In his speech earlier, Sagah said Science and Mathematics were taught in English at all 1,265 primary schools in Sarawak under the DLP.

He said Science and Mathematics teachers as well as non-option teachers were selected for training based on their competencies in English.

"Pertaining to the non-option teachers, they are selected based on their background in Science and Mathematics,” said Sagah.

"The state Education Department deems that they are suitably qualified to teach Science and Mathematics, despite not specialising in these subjects," he added.

Sagah said in some isolated cases, especially in low-enrolment schools, a small number of non-option teachers without Science and Mathematics background were selected to teach the DLP.

"We do not want students at these schools to be left out.
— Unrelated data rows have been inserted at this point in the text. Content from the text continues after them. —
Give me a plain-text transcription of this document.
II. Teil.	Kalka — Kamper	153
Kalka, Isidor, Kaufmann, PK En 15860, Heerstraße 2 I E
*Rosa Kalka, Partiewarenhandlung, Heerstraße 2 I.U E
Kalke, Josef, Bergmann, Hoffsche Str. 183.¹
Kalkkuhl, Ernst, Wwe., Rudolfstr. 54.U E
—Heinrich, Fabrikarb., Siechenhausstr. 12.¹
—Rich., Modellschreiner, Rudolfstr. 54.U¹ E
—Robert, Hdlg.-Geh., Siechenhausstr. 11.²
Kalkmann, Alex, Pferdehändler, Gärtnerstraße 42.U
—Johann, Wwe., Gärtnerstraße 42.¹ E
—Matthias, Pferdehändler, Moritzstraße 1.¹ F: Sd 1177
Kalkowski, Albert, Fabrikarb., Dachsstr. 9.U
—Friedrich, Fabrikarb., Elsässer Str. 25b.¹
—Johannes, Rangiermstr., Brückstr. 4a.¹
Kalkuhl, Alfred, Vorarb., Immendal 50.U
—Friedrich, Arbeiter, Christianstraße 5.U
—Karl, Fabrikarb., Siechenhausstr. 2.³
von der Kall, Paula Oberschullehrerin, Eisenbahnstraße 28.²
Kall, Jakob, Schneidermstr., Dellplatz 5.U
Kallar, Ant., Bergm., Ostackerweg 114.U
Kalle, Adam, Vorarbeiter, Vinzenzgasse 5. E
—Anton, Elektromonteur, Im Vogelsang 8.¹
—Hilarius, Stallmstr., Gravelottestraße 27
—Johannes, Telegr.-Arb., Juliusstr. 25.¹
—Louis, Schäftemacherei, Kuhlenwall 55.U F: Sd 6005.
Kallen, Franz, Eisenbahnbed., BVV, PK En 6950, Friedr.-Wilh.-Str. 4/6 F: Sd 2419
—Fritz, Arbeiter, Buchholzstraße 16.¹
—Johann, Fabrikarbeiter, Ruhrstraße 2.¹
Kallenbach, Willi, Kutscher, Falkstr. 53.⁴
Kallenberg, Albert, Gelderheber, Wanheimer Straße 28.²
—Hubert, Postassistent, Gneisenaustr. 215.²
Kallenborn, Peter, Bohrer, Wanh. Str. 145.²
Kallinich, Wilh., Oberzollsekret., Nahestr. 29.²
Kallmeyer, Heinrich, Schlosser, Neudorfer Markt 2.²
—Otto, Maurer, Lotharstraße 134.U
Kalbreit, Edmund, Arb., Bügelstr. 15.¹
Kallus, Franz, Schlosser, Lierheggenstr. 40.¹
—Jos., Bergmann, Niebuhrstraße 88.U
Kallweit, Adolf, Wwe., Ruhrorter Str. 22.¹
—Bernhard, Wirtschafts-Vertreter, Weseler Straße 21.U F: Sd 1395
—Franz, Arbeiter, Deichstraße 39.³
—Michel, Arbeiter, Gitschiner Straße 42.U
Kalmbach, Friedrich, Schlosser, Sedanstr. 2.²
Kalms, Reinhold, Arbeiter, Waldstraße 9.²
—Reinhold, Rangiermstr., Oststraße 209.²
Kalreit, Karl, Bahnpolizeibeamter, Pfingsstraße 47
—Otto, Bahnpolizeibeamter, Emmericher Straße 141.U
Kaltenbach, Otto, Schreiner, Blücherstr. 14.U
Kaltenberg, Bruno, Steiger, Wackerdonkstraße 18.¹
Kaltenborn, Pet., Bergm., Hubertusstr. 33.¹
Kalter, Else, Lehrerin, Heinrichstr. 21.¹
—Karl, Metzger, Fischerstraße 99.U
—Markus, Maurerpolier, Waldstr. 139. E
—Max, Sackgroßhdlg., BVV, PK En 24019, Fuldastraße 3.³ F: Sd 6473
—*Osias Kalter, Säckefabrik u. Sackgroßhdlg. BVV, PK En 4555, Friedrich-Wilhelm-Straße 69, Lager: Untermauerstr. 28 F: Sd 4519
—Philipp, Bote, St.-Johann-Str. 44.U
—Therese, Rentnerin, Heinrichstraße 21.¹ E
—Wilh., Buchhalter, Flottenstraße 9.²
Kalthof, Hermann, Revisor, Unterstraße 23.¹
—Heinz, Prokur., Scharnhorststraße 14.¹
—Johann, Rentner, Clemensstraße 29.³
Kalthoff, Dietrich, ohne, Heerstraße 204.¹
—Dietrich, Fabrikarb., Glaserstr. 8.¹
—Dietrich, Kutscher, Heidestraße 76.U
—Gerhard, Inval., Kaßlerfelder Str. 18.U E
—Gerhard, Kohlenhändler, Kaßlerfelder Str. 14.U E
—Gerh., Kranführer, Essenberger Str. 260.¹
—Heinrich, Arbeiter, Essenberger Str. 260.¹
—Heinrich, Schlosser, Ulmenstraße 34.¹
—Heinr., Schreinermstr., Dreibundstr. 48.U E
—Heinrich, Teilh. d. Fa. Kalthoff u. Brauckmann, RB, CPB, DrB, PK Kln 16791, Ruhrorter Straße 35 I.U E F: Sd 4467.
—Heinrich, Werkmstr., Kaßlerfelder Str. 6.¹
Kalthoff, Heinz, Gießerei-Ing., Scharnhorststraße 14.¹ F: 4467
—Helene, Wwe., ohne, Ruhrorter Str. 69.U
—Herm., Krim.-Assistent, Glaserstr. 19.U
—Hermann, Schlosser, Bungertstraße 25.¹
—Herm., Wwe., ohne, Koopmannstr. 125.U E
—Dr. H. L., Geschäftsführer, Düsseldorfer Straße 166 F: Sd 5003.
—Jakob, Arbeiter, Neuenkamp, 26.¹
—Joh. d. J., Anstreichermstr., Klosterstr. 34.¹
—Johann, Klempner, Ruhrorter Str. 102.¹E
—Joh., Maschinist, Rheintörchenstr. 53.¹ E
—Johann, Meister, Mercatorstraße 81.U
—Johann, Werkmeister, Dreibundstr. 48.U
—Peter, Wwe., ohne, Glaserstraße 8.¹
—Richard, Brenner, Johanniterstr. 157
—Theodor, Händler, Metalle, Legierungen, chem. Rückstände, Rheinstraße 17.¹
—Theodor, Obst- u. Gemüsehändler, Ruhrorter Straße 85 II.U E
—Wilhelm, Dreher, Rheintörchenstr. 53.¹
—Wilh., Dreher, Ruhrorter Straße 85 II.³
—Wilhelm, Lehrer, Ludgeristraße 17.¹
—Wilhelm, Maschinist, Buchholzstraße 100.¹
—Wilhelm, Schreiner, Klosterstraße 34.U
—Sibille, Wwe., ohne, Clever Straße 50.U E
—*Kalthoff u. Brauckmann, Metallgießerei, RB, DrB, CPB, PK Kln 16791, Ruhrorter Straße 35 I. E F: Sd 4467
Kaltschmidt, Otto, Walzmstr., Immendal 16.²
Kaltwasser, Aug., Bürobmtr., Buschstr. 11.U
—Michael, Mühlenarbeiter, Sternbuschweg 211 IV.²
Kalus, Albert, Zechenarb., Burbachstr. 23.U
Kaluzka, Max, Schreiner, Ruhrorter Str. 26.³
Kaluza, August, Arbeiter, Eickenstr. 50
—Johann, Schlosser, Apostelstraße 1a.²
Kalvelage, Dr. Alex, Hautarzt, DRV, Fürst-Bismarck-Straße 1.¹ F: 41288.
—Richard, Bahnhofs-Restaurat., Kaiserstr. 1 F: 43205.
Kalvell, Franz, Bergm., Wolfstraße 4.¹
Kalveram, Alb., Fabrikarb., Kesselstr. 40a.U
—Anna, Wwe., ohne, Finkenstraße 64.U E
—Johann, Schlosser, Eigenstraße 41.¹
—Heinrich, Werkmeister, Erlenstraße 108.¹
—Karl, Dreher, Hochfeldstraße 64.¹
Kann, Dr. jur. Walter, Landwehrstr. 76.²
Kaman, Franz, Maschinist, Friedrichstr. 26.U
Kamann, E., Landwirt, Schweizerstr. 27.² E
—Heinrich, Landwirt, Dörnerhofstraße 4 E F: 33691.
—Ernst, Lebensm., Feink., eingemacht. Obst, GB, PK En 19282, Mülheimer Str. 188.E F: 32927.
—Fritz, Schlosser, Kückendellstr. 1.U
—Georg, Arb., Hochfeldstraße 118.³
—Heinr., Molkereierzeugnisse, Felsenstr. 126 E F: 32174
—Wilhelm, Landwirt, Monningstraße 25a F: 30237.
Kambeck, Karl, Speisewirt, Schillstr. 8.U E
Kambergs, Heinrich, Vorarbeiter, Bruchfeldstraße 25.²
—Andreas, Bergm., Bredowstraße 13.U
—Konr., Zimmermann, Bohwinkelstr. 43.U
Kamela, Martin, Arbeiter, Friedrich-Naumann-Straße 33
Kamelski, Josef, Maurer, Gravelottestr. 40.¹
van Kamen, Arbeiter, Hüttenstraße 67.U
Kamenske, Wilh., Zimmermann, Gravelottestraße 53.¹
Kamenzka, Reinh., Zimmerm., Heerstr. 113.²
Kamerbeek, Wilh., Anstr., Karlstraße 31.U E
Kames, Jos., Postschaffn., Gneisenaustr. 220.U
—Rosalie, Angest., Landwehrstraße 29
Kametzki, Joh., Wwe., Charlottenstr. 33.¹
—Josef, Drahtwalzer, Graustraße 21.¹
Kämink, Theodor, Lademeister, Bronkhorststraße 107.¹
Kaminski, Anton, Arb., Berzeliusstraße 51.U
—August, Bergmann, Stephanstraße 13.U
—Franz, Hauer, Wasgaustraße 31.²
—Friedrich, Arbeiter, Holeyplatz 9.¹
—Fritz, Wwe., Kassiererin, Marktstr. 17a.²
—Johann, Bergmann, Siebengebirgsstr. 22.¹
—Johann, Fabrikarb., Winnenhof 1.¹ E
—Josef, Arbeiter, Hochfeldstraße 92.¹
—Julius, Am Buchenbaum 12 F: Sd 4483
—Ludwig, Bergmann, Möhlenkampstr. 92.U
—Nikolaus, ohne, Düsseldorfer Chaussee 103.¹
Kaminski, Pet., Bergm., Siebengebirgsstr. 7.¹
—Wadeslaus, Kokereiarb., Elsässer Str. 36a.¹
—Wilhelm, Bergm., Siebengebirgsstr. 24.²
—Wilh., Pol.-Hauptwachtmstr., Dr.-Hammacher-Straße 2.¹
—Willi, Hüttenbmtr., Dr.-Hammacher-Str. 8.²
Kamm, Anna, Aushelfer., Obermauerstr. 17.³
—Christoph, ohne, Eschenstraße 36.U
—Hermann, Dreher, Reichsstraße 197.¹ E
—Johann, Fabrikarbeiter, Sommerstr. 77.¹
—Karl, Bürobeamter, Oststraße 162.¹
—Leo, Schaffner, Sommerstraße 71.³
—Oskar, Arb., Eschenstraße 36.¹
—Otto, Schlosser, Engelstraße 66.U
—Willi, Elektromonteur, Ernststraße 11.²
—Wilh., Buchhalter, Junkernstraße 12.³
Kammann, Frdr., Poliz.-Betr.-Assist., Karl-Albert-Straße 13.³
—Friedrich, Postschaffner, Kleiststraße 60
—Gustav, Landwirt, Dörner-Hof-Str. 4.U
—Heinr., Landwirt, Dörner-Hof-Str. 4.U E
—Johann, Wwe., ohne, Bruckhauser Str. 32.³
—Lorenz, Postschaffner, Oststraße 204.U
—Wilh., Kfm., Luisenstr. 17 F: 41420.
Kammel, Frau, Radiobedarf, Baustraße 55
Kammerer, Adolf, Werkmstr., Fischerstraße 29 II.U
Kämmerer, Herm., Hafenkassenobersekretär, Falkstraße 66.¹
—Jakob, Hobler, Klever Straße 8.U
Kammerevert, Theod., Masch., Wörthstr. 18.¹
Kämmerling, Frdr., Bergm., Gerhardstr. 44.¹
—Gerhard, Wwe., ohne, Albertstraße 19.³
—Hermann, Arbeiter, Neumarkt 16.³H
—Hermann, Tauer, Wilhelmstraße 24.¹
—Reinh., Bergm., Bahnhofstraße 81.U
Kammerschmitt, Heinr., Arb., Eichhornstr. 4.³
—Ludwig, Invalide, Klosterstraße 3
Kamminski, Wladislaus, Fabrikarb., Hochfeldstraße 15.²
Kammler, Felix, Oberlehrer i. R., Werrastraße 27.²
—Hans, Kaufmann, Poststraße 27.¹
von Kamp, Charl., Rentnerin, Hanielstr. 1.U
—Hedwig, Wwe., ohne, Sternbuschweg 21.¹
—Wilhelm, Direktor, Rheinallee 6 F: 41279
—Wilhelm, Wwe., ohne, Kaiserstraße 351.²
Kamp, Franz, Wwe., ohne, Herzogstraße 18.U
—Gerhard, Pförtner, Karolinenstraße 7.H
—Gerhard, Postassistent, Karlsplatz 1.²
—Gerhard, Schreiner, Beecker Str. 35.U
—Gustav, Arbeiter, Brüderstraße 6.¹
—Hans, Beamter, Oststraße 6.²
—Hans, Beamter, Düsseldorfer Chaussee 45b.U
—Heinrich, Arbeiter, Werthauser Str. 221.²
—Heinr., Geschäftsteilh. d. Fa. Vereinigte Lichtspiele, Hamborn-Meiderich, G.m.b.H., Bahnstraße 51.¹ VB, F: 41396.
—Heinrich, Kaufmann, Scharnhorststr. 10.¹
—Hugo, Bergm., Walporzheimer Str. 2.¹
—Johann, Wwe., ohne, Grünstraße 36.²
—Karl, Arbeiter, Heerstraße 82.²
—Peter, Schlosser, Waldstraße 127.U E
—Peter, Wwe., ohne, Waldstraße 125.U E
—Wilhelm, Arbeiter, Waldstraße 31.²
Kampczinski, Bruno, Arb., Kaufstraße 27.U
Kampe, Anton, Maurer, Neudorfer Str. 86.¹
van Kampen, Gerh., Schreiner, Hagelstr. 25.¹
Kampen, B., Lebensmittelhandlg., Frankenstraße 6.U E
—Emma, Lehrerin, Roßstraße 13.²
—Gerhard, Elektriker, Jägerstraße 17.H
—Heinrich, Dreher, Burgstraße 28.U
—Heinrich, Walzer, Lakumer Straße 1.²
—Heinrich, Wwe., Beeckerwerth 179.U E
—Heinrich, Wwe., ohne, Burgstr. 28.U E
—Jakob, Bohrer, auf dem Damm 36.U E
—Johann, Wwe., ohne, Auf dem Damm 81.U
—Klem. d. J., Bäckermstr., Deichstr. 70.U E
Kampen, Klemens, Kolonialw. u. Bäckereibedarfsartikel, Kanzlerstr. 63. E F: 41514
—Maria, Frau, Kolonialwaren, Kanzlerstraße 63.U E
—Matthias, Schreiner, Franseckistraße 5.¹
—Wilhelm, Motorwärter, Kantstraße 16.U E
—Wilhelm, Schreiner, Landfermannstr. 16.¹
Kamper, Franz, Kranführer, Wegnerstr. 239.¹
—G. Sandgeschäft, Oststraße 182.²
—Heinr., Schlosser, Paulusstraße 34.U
In this case, we must congratulate the teachers for accepting the challenge," he said.

Sagah also said the teachers were monitored and assessed by the Education Department through a special task force.

He added that to date, the task force had made 1,101 assessment visits to schools, involving 3,111 out of 5,200 teachers trained for the programme.

"As the programme progresses to Year Six, more teachers will be involved," he said.

He added that the Sarawak DLP was a state initiative fully funded by the state government, with RM15mil spent on the training programme so far.

On education autonomy for Sarawak, Sagah said this was limited to Paragraph 17 of the Inter-Governmental Committee (IGC) Report 1962.

He said Paragraph 17 does not grant full education autonomy to the state but sets conditions for the use of English and Bahasa Malaysia, religious education and the special position of the indigenous people.

"It also affirms the need for the Sarawak education director to consult and seek advice from the state government and allows for local authorities to continue as agents for primary education.

"Pertaining to higher education, Paragraph 17 stipulates the need for Sarawak to be given special consideration in the expansion of facilities," he said.

Sagah said his ministry was working with the Malaysia Agreement 1963 committee to pursue the matter of education autonomy.

"We will not seek anything more or less than what has been stipulated in Paragraph 17 of the IGC Report," he said.